We have to prove the following equation:
$$E(X)=\int_0^{\infty}[1-F_X(x)]dx $$ for positive random variable $X$.
I found this equation proved in every book using the concept of double integrals. However, I am not that good at multivariable calculus so I tried to prove the equation by the following method. I proceeded as follows:
$E[X]= \int_{0}^{\infty} x f_X(x)dx$
By using the definition $f(x) = {F^{'}_X}(x)$, we get
$ \int_{0}^{\infty} x F^{'}_X(x)dx$
Now, By using Integration by parts, we get
$\Bigg[ x (1-F_X(x)) \Bigg]_{x=0}^{x \rightarrow \infty} + \int_0^{\infty}[1-F_X(x)]dx $
But now when I am trying to put the limit in the equation, I am getting confused in evaluating the following limit.

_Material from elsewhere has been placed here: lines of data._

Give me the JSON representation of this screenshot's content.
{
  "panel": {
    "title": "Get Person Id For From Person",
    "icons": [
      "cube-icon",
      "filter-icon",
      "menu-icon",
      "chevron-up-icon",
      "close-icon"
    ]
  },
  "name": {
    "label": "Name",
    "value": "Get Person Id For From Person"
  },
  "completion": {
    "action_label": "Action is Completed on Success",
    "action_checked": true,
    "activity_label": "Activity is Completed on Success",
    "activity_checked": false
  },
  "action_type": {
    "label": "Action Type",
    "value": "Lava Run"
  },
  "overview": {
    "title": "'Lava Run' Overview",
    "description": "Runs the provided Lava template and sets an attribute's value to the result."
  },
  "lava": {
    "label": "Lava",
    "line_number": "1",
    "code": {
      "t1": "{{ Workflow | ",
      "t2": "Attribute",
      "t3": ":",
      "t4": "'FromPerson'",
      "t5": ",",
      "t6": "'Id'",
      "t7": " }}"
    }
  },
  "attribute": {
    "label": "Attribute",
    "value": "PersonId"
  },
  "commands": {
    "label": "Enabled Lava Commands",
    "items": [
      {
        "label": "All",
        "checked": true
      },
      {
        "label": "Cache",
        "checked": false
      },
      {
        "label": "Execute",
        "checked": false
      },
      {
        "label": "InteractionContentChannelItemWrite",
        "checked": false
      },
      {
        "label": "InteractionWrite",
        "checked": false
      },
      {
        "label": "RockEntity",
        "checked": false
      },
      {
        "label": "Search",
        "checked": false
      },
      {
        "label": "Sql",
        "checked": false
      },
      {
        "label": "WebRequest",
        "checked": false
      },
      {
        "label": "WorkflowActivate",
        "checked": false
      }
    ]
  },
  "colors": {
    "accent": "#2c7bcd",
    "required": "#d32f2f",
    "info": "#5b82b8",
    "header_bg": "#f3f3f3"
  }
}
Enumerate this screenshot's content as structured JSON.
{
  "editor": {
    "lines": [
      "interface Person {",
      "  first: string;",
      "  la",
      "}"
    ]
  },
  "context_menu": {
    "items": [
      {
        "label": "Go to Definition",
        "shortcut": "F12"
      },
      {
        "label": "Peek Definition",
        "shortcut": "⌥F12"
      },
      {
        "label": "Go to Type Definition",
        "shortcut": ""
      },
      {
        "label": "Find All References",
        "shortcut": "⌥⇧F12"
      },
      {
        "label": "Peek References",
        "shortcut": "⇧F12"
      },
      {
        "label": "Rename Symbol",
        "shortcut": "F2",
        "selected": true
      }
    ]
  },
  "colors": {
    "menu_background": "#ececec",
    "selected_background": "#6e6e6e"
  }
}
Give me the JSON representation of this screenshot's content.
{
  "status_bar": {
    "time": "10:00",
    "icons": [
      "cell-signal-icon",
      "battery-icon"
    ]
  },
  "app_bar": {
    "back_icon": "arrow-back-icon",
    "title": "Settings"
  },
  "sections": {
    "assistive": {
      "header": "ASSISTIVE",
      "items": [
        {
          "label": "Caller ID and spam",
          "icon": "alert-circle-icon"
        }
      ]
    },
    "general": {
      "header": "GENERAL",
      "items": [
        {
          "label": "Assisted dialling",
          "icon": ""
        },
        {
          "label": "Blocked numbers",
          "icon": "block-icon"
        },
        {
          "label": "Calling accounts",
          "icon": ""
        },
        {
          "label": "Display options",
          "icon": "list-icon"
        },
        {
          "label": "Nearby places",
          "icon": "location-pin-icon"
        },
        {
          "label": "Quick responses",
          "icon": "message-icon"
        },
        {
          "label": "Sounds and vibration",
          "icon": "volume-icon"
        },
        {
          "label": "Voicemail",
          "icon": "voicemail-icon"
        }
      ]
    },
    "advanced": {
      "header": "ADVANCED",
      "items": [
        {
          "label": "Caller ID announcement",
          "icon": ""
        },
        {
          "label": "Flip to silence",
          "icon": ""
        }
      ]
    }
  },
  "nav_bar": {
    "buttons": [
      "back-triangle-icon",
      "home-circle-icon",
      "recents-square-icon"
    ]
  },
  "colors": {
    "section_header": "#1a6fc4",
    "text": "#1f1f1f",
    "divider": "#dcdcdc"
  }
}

$\lim\limits_{h\rightarrow \infty} h (1-F_X(h)) \ + \int_0^{\infty}[1-F_X(x)]dx $
Why the first expression in the above equation actually vanishes?
We know the property of the CDF that $$\lim_{x\to\infty} F_X(x) =1$$ , Do we here mean that the value of limit is precisely 1? (Keeping in mind, the increasing nature of $F_X(x)$ )
I think that if this is true, then $(1-F_X(h))$ will be precisely equal to zero and hence, $\lim\limits_{h\rightarrow \infty} h (1-F_X(h)) $ should be precisely equal to zero.
Is this step correct to prove the value of the above limit equal to zero?
Also, is there any reason why this method (if it is valid) is not mentioned in books as it looks relatively simple to me?
Best Answer
Suppose the limit $\lim_{x\to+\infty}x(1-F(x))$ is not zero. Then there exists a constant $C>0$ such that $1-F(x)\geq C/x$ for $x$ sufficiently large. Then the integral $\int_0^{+\infty} (1-F(x))\mathrm dx$ would not converge...